As Disraeli said, “The most dangerous way to cross a chasm is in two leaps.”
Lengthy article in today’s edition of the Wall Street Journal (In Health Law, Rx for Trouble) focusing on the many (and immediate) unintended consequences of ObamaCare.
The article’s focus is on the law’s treatment of OTC medicines vis-à-vis flexible spending accounts.
It’s a very lengthy article. What follows are some pieces thereof that relate to the negative impact on physicians.
Sandy Chung is grappling with a new kind of request at her pediatrics office in Fairfax, Va.: prescriptions for aspirin and diaper-rash cream.
Patients are demanding doctors' orders for over-the-counter products because of a provision in the health-care overhaul that slipped past nearly everyone's radar. It says people who want a tax break to buy such items with what's known as flexible-spending accounts need to get a prescription first.
The result is that Americans are visiting their doctors before making a trip to the drugstore, hoping their physician will help them out by writing the prescription. The new requirements create not only an added burden for doctors, but also new complications for retailers and pharmacies.
"It drives up the cost of health care as opposed to reducing it," says Dr. Chung, who rejected much of a 10-item request from a mother of four that included pain relievers and children's cold medicine.
Though the new rules on over-the-counter drugs amount to a small part of the massive overhaul of the health-care system, the unintended side effects show how difficult it can be to predict how such game-changing legislation will play out in the real world.
Some doctors, irked by the paperwork and worried about lawsuits, are balking at writing the new prescriptions. Pharmacists and retailers say the changes mean they have to apply a personalized label on some 15,000 different everyday products for customers paying with certain debit cards.
Health-policy experts predicted that new insurance pools for high-risk patients would attract so many expensive enrollees that funding would be quickly exhausted. In fact, enrollment is running at just 6% of expectations, partly because of high premiums.
A provision preventing insurers from denying coverage to children with pre-existing health conditions prompted insurers in dozens of states to stop selling child-only policies altogether.
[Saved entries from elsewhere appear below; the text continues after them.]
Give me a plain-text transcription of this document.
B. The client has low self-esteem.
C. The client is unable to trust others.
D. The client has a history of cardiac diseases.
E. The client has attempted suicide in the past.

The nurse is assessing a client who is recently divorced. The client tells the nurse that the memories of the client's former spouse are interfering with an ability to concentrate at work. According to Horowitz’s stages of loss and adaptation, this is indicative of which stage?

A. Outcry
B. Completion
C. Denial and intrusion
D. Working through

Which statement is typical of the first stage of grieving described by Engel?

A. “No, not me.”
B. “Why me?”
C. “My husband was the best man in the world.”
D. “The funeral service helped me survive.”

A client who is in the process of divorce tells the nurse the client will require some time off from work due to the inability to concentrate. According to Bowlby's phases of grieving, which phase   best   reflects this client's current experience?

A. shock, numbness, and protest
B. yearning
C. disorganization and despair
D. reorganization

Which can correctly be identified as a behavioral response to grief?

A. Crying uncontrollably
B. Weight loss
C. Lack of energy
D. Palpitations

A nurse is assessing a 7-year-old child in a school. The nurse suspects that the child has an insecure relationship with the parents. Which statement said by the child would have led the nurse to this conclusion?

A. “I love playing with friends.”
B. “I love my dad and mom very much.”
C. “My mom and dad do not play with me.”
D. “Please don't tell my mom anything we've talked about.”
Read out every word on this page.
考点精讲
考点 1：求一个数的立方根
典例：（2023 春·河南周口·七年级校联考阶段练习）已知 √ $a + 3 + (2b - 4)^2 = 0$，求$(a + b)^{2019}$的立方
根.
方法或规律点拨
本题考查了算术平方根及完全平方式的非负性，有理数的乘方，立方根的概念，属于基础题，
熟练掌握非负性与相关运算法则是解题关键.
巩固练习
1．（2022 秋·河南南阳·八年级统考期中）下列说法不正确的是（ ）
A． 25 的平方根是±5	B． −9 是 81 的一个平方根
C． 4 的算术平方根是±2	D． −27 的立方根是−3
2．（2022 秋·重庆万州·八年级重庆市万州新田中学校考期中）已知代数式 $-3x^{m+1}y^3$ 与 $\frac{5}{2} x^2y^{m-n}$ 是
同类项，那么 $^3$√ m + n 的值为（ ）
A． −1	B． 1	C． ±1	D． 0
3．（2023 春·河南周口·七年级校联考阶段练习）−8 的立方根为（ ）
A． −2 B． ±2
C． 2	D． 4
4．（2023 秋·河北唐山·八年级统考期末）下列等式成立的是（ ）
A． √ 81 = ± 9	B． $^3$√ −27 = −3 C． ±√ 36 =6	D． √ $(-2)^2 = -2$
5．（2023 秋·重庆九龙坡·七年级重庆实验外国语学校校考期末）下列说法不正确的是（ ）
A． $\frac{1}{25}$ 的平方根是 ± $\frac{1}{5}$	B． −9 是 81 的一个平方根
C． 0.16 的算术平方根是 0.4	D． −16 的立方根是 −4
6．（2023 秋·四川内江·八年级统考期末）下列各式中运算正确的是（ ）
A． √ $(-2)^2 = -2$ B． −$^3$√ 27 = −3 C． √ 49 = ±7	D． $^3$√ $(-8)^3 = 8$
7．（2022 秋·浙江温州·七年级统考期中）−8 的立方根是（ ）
Only after the president's signature was dry did the American Medical Association realize what had happened and send a letter to the government warning of unintended consequences, including more office visits and extra paperwork.
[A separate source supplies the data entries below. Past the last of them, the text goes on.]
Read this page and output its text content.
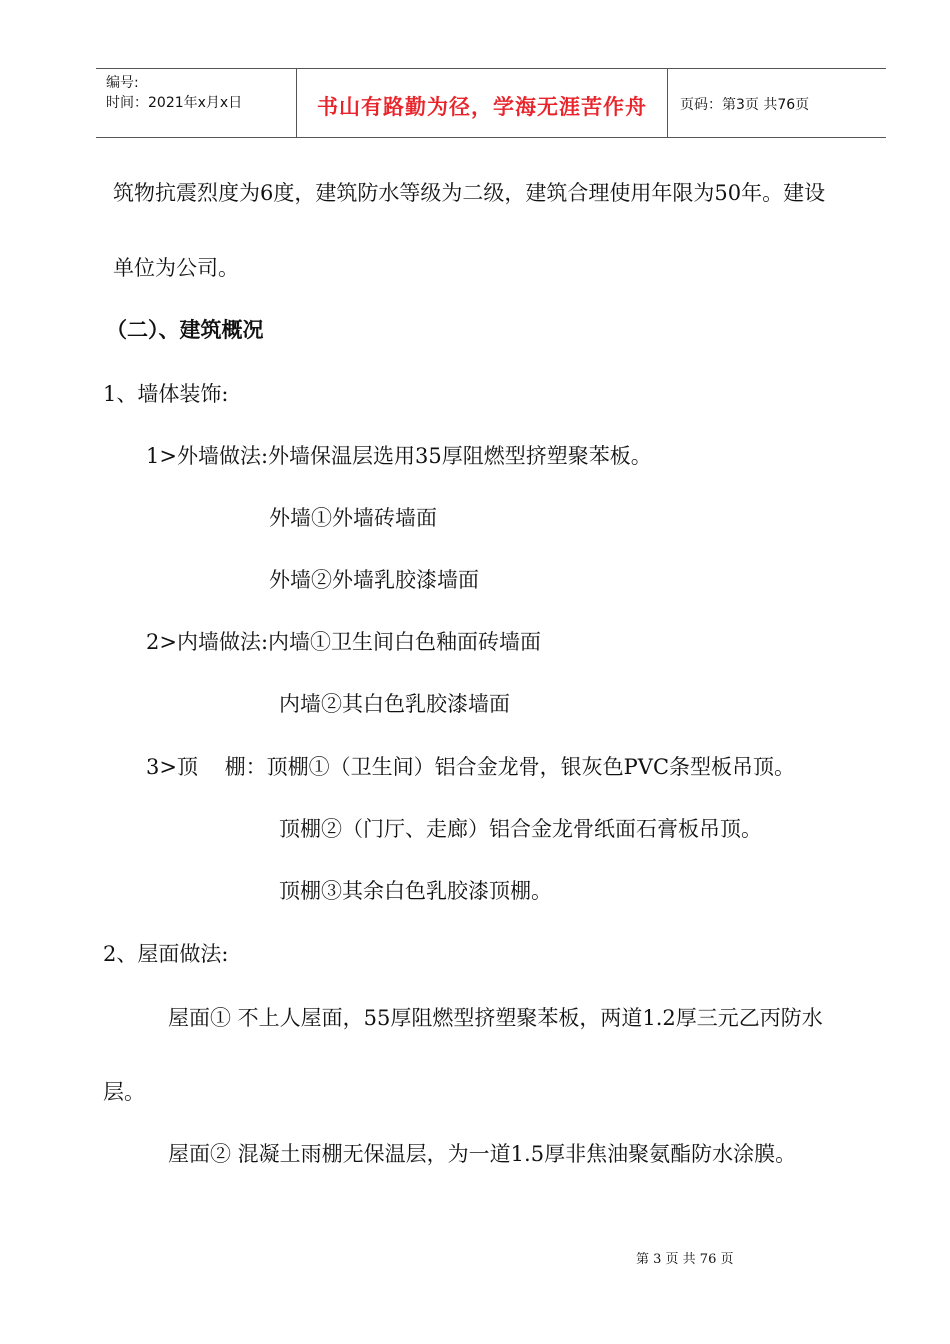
编号:
时间：2021年x月x日	书山有路勤为径，学海无涯苦作舟	页码：第3页 共76页
筑物抗震烈度为6度，建筑防水等级为二级，建筑合理使用年限为50年。建设
单位为公司。
（二）、建筑概况
1、墙体装饰:
1>外墙做法:外墙保温层选用35厚阻燃型挤塑聚苯板。
外墙①外墙砖墙面
外墙②外墙乳胶漆墙面
2>内墙做法:内墙①卫生间白色釉面砖墙面
内墙②其白色乳胶漆墙面
3>顶    棚：顶棚①（卫生间）铝合金龙骨，银灰色PVC条型板吊顶。
顶棚②（门厅、走廊）铝合金龙骨纸面石膏板吊顶。
顶棚③其余白色乳胶漆顶棚。
2、屋面做法:
屋面① 不上人屋面，55厚阻燃型挤塑聚苯板，两道1.2厚三元乙丙防水
层。
屋面② 混凝土雨棚无保温层，为一道1.5厚非焦油聚氨酯防水涂膜。
第 3 页 共 76 页
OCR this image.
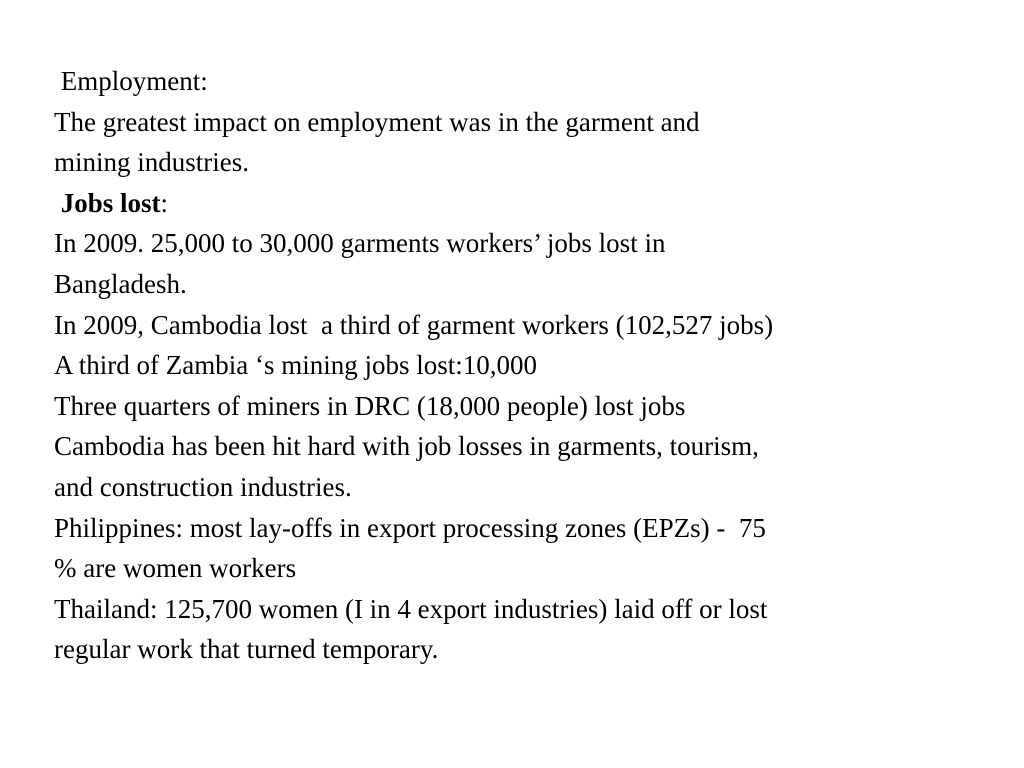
Employment:
The greatest impact on employment was in the garment and
mining industries.
Jobs lost:
In 2009. 25,000 to 30,000 garments workers’ jobs lost in
Bangladesh.
In 2009, Cambodia lost  a third of garment workers (102,527 jobs)
A third of Zambia ‘s mining jobs lost:10,000
Three quarters of miners in DRC (18,000 people) lost jobs
Cambodia has been hit hard with job losses in garments, tourism,
and construction industries.
Philippines: most lay-offs in export processing zones (EPZs) -  75
% are women workers
Thailand: 125,700 women (I in 4 export industries) laid off or lost
regular work that turned temporary.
Sure enough, when the change took effect Jan. 1, patients began bringing lists of over-the-counter drugs to office visits and also requesting over-the-counter prescriptions by phone, doctors says.
Among those most upset by the changes are pediatricians, who say that small sizes of children's medicines and multiple children per family make the requests particularly burdensome.
"It's an amazingly disruptive policy," says Jesse Hackell, a Pomona, N.Y., pediatrician who is charging $5 to fill such requests via phone. "I am now doing the IRS's work, and that's what I resent most."
After writing two over-the-counter prescriptions free of charge in January, pediatrician Richard Schwartz of Vienna, Va., says he began imposing a $10 surcharge for each prescription, on top of the office co-payment. That is likely to discourage some patients from asking for a prescription, as the surcharge could outweigh the tax savings from using a flexible-spending account.
Doctors are also concerned about malpractice lawsuits, since a prescription potentially puts them on the hook for any problems a patient suffers from over-the-counter drugs.
In the Nielsen survey, 37% of flexible-spending account users said they would ask their doctor about prescription drugs that could replace their over-the-counter medicines.
This is what happens when you look before you leap (translation – when you vote for a bill you have not read).